Microsoft is showing SkillOpt, an optimizer that improves an agent skill file without changing model weights. For teams building agents, the important part is the validation gate, not another layer of prompt mysticism.

Microsoft moves training from the model into the skill file

The Microsoft Research primary page was blocked during verification, so this article relies carefully on Microsoft GitHub, the project page and the arXiv paper metadata. According to those sources, SkillOpt treats a normal markdown skill as trainable state for a frozen LLM agent. The model stays fixed. The instruction document placed in the agent context changes.

The loop is familiar from machine learning, translated into text. The agent runs tasks, collects scored trajectories, an optimizer proposes small add, delete and replace edits, and a change is accepted only if it improves a held-out validation score. The deployed artifact is best_skill.md, typically 300 to 2,000 tokens.

Microsoft reports six benchmarks, seven target models and three harnesses: direct chat, Codex CLI and Claude Code CLI. SkillOpt is described as best or tied-best across all 52 evaluated cells. On GPT-5.5, Microsoft reports gains of 23.5 points in direct chat, 24.8 points inside the Codex loop and 19.1 points inside Claude Code.

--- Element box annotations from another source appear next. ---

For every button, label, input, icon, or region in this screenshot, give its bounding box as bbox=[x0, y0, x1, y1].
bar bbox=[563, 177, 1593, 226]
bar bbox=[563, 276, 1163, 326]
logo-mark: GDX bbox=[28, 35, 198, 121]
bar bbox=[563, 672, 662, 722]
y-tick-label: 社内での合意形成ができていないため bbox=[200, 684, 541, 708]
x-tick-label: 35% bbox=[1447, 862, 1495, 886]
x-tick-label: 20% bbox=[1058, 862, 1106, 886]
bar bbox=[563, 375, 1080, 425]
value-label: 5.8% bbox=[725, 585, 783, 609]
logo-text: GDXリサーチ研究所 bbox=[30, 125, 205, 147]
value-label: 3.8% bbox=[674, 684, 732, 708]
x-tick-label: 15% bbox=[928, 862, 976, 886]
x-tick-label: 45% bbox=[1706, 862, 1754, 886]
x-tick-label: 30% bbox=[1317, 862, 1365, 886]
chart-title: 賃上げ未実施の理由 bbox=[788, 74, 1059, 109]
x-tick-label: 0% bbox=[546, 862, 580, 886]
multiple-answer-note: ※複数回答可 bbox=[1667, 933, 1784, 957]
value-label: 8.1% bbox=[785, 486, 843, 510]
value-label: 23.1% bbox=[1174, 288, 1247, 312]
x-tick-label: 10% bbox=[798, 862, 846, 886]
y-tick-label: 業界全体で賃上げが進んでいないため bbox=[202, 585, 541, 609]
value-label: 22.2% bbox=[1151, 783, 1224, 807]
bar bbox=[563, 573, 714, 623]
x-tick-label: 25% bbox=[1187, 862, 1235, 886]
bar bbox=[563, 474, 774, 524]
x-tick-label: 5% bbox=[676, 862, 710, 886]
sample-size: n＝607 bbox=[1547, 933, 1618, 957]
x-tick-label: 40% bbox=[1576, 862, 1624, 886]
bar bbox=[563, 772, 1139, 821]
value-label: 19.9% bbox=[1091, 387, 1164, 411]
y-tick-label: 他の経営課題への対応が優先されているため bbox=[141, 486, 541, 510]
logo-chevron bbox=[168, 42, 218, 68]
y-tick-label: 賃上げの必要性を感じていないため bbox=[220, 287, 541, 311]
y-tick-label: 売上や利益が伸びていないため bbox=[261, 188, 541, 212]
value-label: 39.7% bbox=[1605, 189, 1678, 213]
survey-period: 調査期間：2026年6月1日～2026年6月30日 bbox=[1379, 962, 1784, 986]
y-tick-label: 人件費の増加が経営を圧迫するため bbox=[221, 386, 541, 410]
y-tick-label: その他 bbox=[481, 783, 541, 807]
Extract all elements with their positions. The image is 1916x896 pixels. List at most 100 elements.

Agent teams get a new place to engineer reliability

The point is not that another system can rewrite a prompt. Plenty of tools can do that. SkillOpt pushes skill work closer to engineering discipline: every change has a budget, a validation split, a memory of rejected edits and a measured acceptance rule.

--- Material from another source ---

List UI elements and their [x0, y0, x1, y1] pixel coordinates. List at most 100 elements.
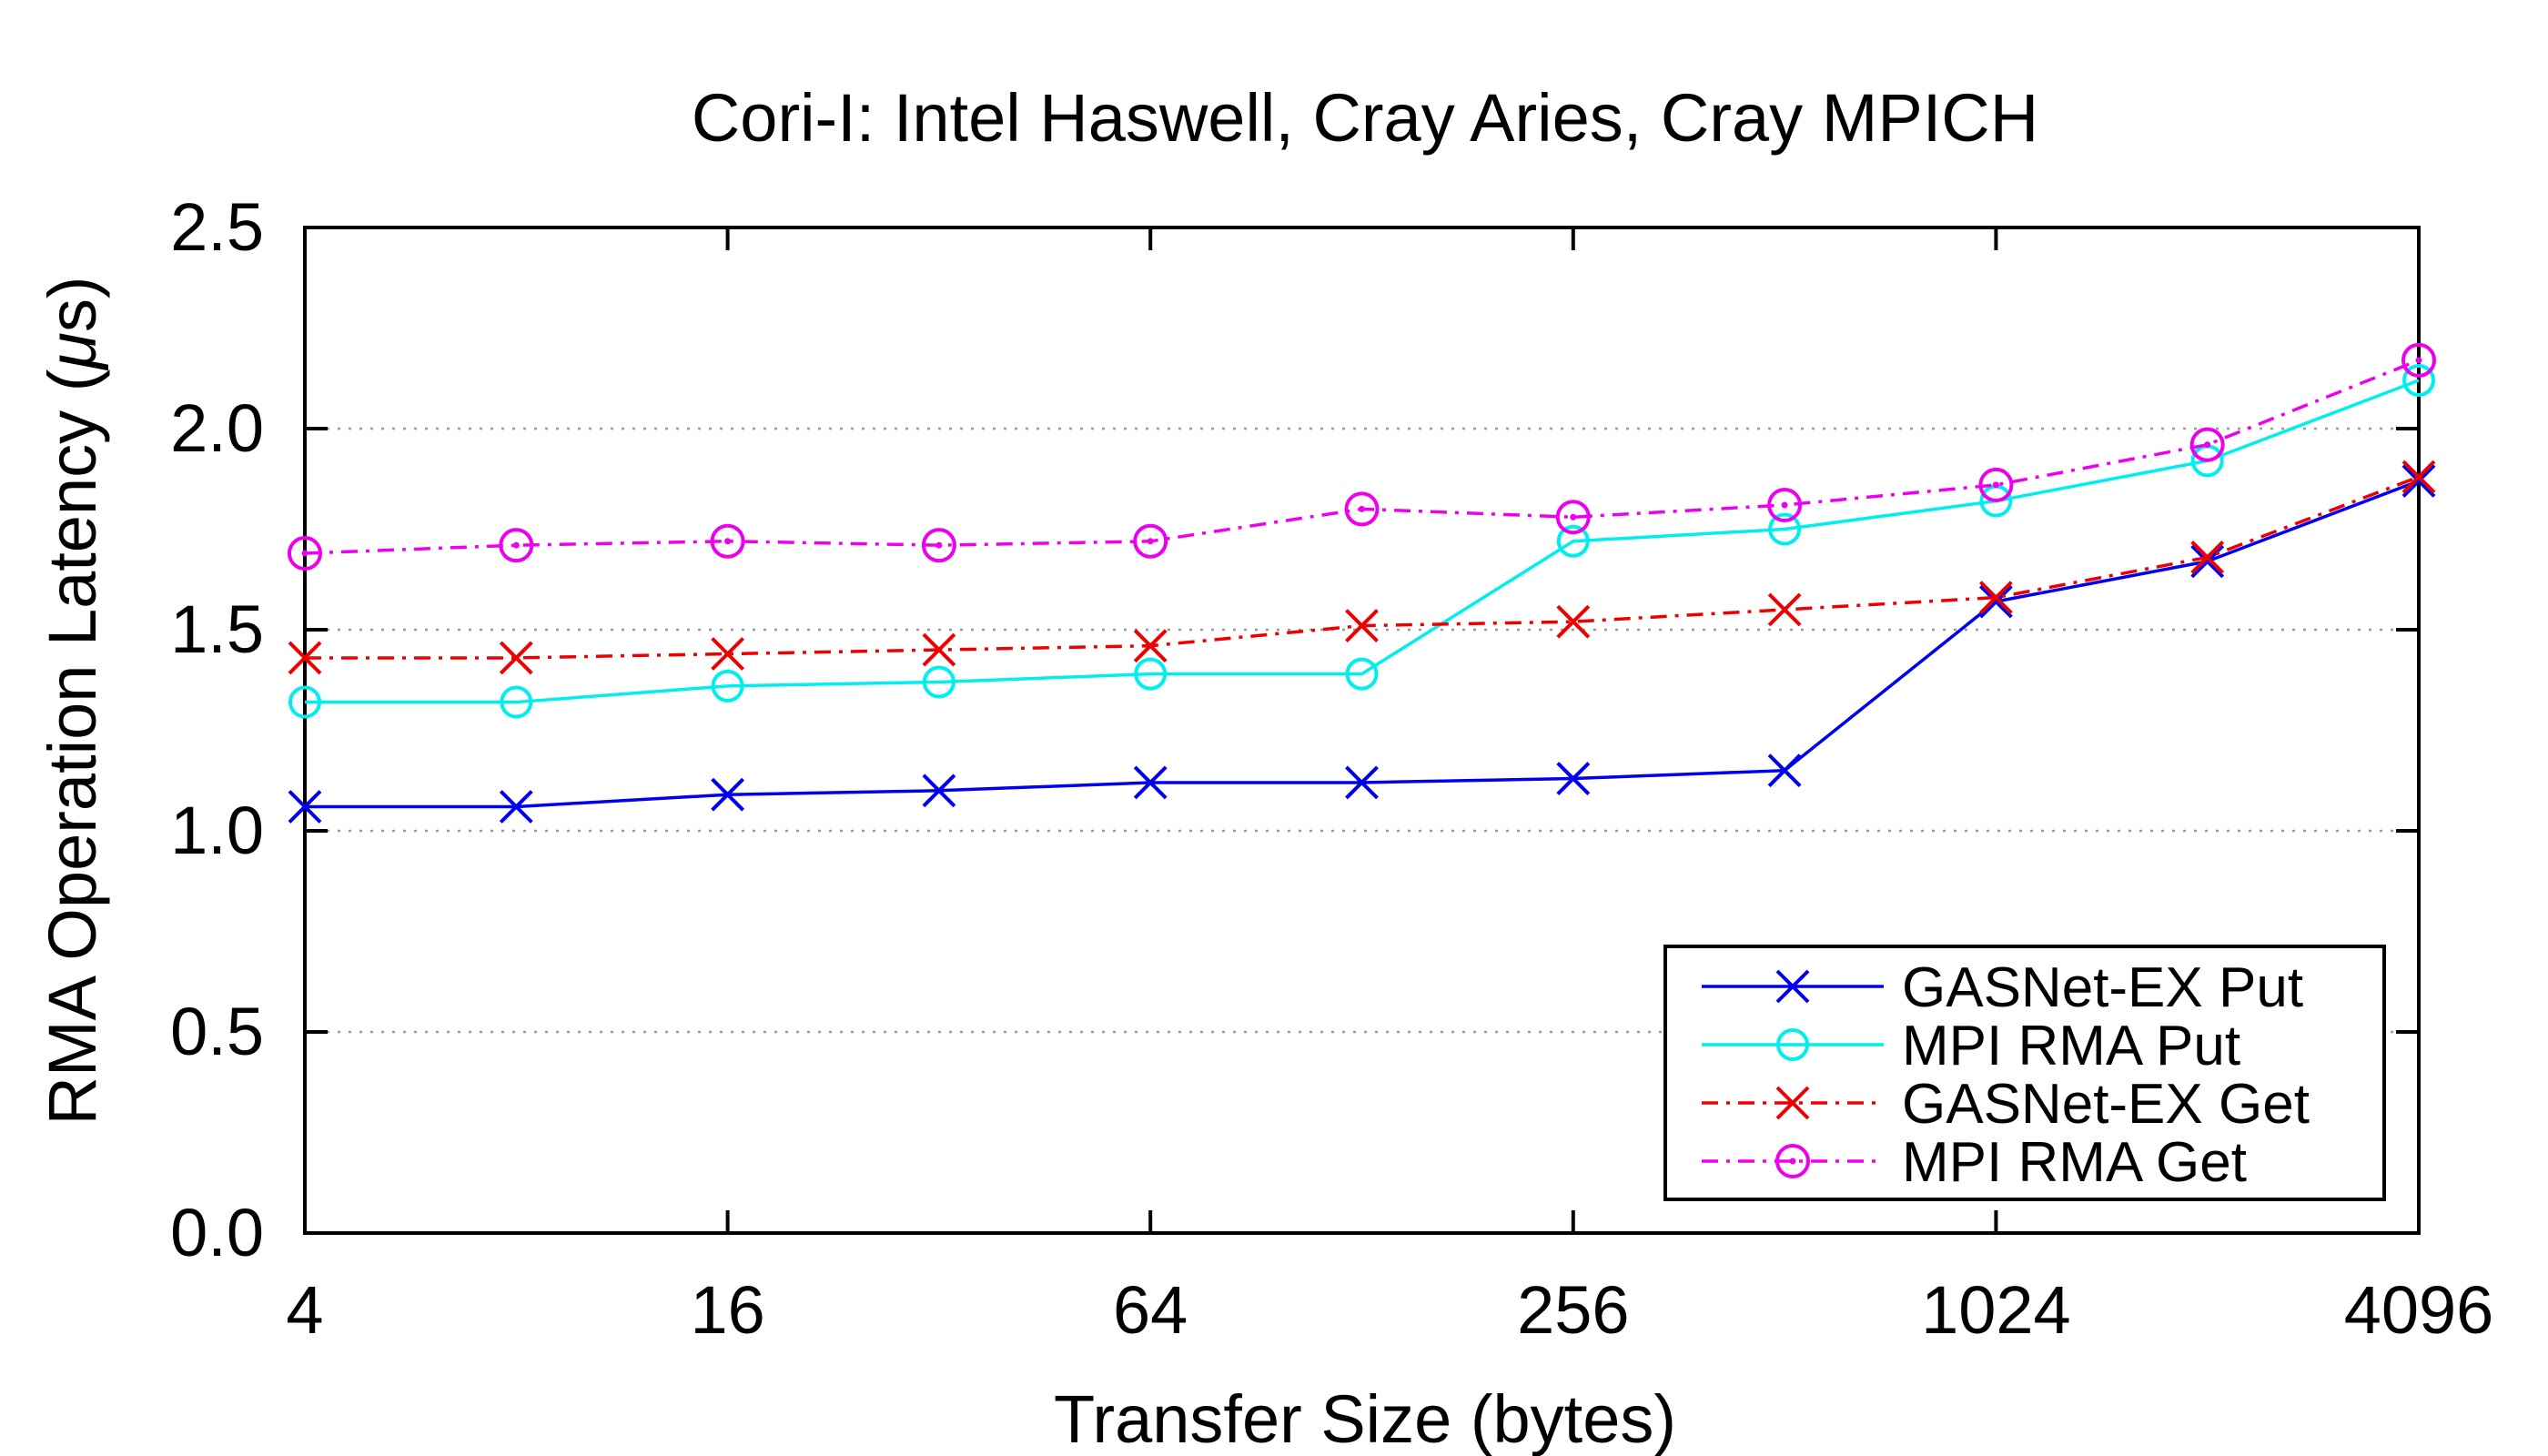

For enterprise teams, the useful cases are repetitive agent tasks: document handling, spreadsheet manipulation, tool use and controlled workflows. In those domains, procedural knowledge can be written down and tested. The skill file becomes an auditable piece of runtime behavior, not a mysterious layer inside the model.

The second layer is awkward for classic prompt engineering. If instructions are not versioned, tested and rejected against a metric, they are not production configuration. They are a note stuck to a monitor.

The validation split decides whether this learns or just tunes the benchmark

The weak point is the same as in every optimization system: evaluation quality. SkillOpt can improve only what the scorer can measure. For precise benchmarks, that is sensible. For open-ended agent behavior, where quality includes judgment, timing and safe stopping, the score can quickly become a cartoon of reality.

Transfer outside demo tasks is the other risk. Microsoft reports transfer across models, scales and harnesses, but production teams will need to repeat the measurement on their own data. Without that, best_skill.md is just a confident text file with a nice pedigree.

The signal is whether teams start testing skills like code

The next signal is not GitHub stars, but adoption inside CI and internal agent platforms. If companies start requiring evals, review and rollback for skill files the way they do for code, SkillOpt has found a real pain point.

If it stays in paper tables, it will be an interesting optimizer for bounded benchmarks. With agents, the boring thing wins: repeatable measurement before every deployment.

Lilith's verdict

SkillOpt tries to give prompts the weight of a server-room door: if you change one, you should pass a badge reader, not just write a prettier sentence in markdown.